Mafalda é a irmã ibérica de Matilde: mesma raiz germânica guerreira, outro som. Nasce dos elementos maht ('força') e hild ('batalha'), significando portanto 'poderosa em batalha' — um nome que combina bem com quem tem carácter. Através do português e do espanhol, o nome adquiriu esse timbre sonoro e real que o distingue da sua contraparte italiana.
A figura de referência é Santa Mafalda de Portugal, princesa medieval que se retirou para um convento, mas no imaginário coletivo italiano o nome está ligado sobretudo à Casa Savoia, com a princesa Mafalda de Savoia, e à célebre Mafalda dos quadrinhos, a menina argentina de Quino: irreverente, curiosa, rebelde e sensível aos grandes temas do mundo.
Hoje, Mafalda é um nome vintage que está a viver um pequeno renascimento, cúmplice precisamente do encanto da menina de Quino. Tem um ar decidido, um pouco démodé e ao mesmo tempo moderno, perfeito para quem procura personalidade e um toque de ironia.
Mafalda não é um nome para sussurrar, mas para gritar em campo aberto. De origem germânica, leva no seu ADN a raiz de *maht* (força) e *hild* (batalha), definindo uma essência de "poderosa em batalha". É o arquétipo da guerreira silenciosa, uma Matilde moderna com o olhar frio e a alma de ferro. O seu ideal diretor não é a paz, mas a conquista: vive como se cada dia fosse uma conquista estratégica, onde a vulnerabilidade é um luxo que se permite raramente. Tem um traço dominante, uma resiliência escultural que a torna indestrutível perante as críticas externas. Como dizia Joan Jett, "I Hate Myself for Loving You", mas a Mafalda nunca se ouve queixar-se; age. A sua potência não é gritada, está presente, tangível, uma sombra que domina a sala sem necessidade de levantar a voz. É a artista que pinta com a espada, não com o pincel, buscando a verdade crua em vez do consolo mentiroso.
Retrato lúdico, para levar com um sorriso.

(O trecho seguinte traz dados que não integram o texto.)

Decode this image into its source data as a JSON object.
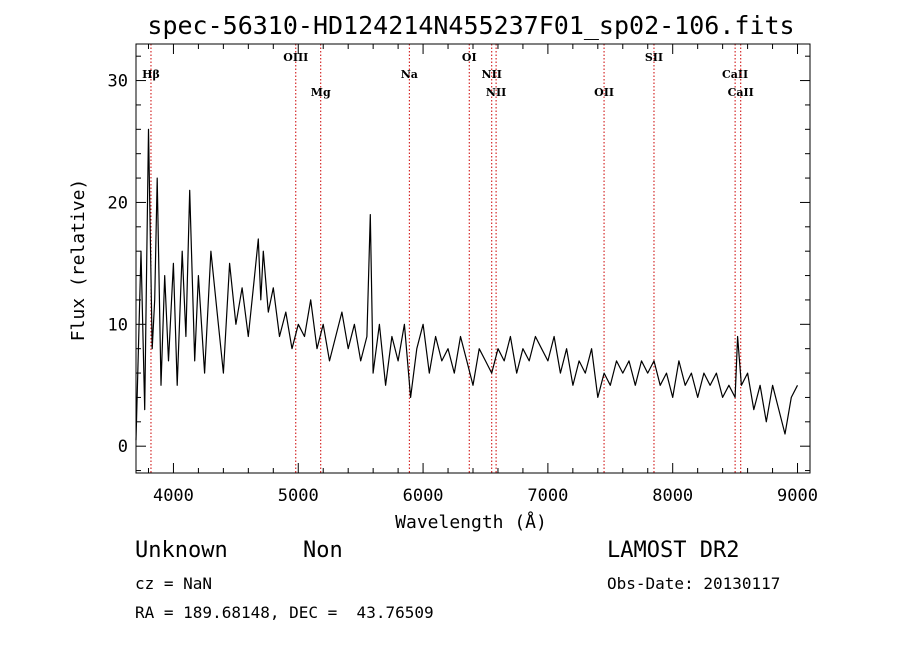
{
  "chart_data": {
    "type": "line",
    "title": "spec-56310-HD124214N455237F01_sp02-106.fits",
    "xlabel": "Wavelength (Å)",
    "ylabel": "Flux (relative)",
    "xlim": [
      3700,
      9100
    ],
    "ylim": [
      -2.2,
      33
    ],
    "xticks": [
      4000,
      5000,
      6000,
      7000,
      8000,
      9000
    ],
    "yticks": [
      0,
      10,
      20,
      30
    ],
    "grid": false,
    "series": [
      {
        "color": "#000000",
        "x": [
          3700,
          3740,
          3770,
          3800,
          3830,
          3850,
          3870,
          3900,
          3930,
          3960,
          4000,
          4030,
          4070,
          4100,
          4130,
          4170,
          4200,
          4250,
          4300,
          4350,
          4400,
          4450,
          4500,
          4550,
          4600,
          4650,
          4680,
          4700,
          4720,
          4760,
          4800,
          4850,
          4900,
          4950,
          5000,
          5050,
          5100,
          5150,
          5200,
          5250,
          5300,
          5350,
          5400,
          5450,
          5500,
          5550,
          5577,
          5600,
          5650,
          5700,
          5750,
          5800,
          5850,
          5900,
          5950,
          6000,
          6050,
          6100,
          6150,
          6200,
          6250,
          6300,
          6350,
          6400,
          6450,
          6500,
          6550,
          6600,
          6650,
          6700,
          6750,
          6800,
          6850,
          6900,
          6950,
          7000,
          7050,
          7100,
          7150,
          7200,
          7250,
          7300,
          7350,
          7400,
          7450,
          7500,
          7550,
          7600,
          7650,
          7700,
          7750,
          7800,
          7850,
          7900,
          7950,
          8000,
          8050,
          8100,
          8150,
          8200,
          8250,
          8300,
          8350,
          8400,
          8450,
          8500,
          8520,
          8550,
          8600,
          8650,
          8700,
          8750,
          8800,
          8850,
          8900,
          8950,
          9000
        ],
        "values": [
          0.5,
          16,
          3,
          26,
          8,
          12,
          22,
          5,
          14,
          7,
          15,
          5,
          16,
          9,
          21,
          7,
          14,
          6,
          16,
          11,
          6,
          15,
          10,
          13,
          9,
          14,
          17,
          12,
          16,
          11,
          13,
          9,
          11,
          8,
          10,
          9,
          12,
          8,
          10,
          7,
          9,
          11,
          8,
          10,
          7,
          9,
          19,
          6,
          10,
          5,
          9,
          7,
          10,
          4,
          8,
          10,
          6,
          9,
          7,
          8,
          6,
          9,
          7,
          5,
          8,
          7,
          6,
          8,
          7,
          9,
          6,
          8,
          7,
          9,
          8,
          7,
          9,
          6,
          8,
          5,
          7,
          6,
          8,
          4,
          6,
          5,
          7,
          6,
          7,
          5,
          7,
          6,
          7,
          5,
          6,
          4,
          7,
          5,
          6,
          4,
          6,
          5,
          6,
          4,
          5,
          4,
          9,
          5,
          6,
          3,
          5,
          2,
          5,
          3,
          1,
          4,
          5
        ]
      }
    ],
    "lines": [
      {
        "label": "Hβ",
        "x": 3820,
        "row": "upper"
      },
      {
        "label": "OIII",
        "x": 4980,
        "row": "top"
      },
      {
        "label": "Mg",
        "x": 5180,
        "row": "lower"
      },
      {
        "label": "Na",
        "x": 5890,
        "row": "upper"
      },
      {
        "label": "OI",
        "x": 6370,
        "row": "top"
      },
      {
        "label": "NII",
        "x": 6550,
        "row": "upper"
      },
      {
        "label": "NII",
        "x": 6585,
        "row": "lower"
      },
      {
        "label": "OII",
        "x": 7450,
        "row": "lower"
      },
      {
        "label": "SII",
        "x": 7850,
        "row": "top"
      },
      {
        "label": "CaII",
        "x": 8500,
        "row": "upper"
      },
      {
        "label": "CaII",
        "x": 8545,
        "row": "lower"
      }
    ],
    "line_color": "#cc0000"
  },
  "info": {
    "class_label": "Unknown",
    "subclass_label": "Non",
    "survey": "LAMOST DR2",
    "cz": "cz = NaN",
    "obs_date": "Obs-Date: 20130117",
    "coords": "RA = 189.68148, DEC =  43.76509"
  }
}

No amor, Mafalda não pede permissão, toma. A sua sedução é uma arma de duplo corte: fascina com a intensidade do olhar, essa mesma força que a distingue, atraindo parceiros que procuram um porto seguro mas acabam por ser arrastados pela sua maré. Ama com possessividade, não com timidez; o beijo é um ato de guerra ganho, sensual e direto, desprovido de jogos inúteis. O que a embriaga é a inteligência, o equilíbrio de forças: não suporta a fraqueza passiva, a indiferença ou a banalidade. Cansa-se rapidamente de quem não sabe seguir o ritmo da sua energia vital, de quem procura conforto em vez de aventura. Para ela, o amor é um dueto de vontades fortes, um fogo que queima mas que nunca se apaga. Procura um igual, não um protetor; quer ser escolhida, não salva.
Significa 'poderosa em batalha', dos elementos germânicos maht (força) e hild (batalha); é a forma ibérica de Matilde.
A 2 de maio, em honra a Santa Mafalda de Portugal, princesa e monja cisterciense.
Sim, partilham a mesma raiz germânica: Mafalda é a variante que se impôs na área ibérica.
Na Itália está ligado à Casa Savoia e sobretudo à famosa menina dos quadrinhos de Quino.
É um nome antigo e nobre, hoje percebido como vintage e em doce recuperação.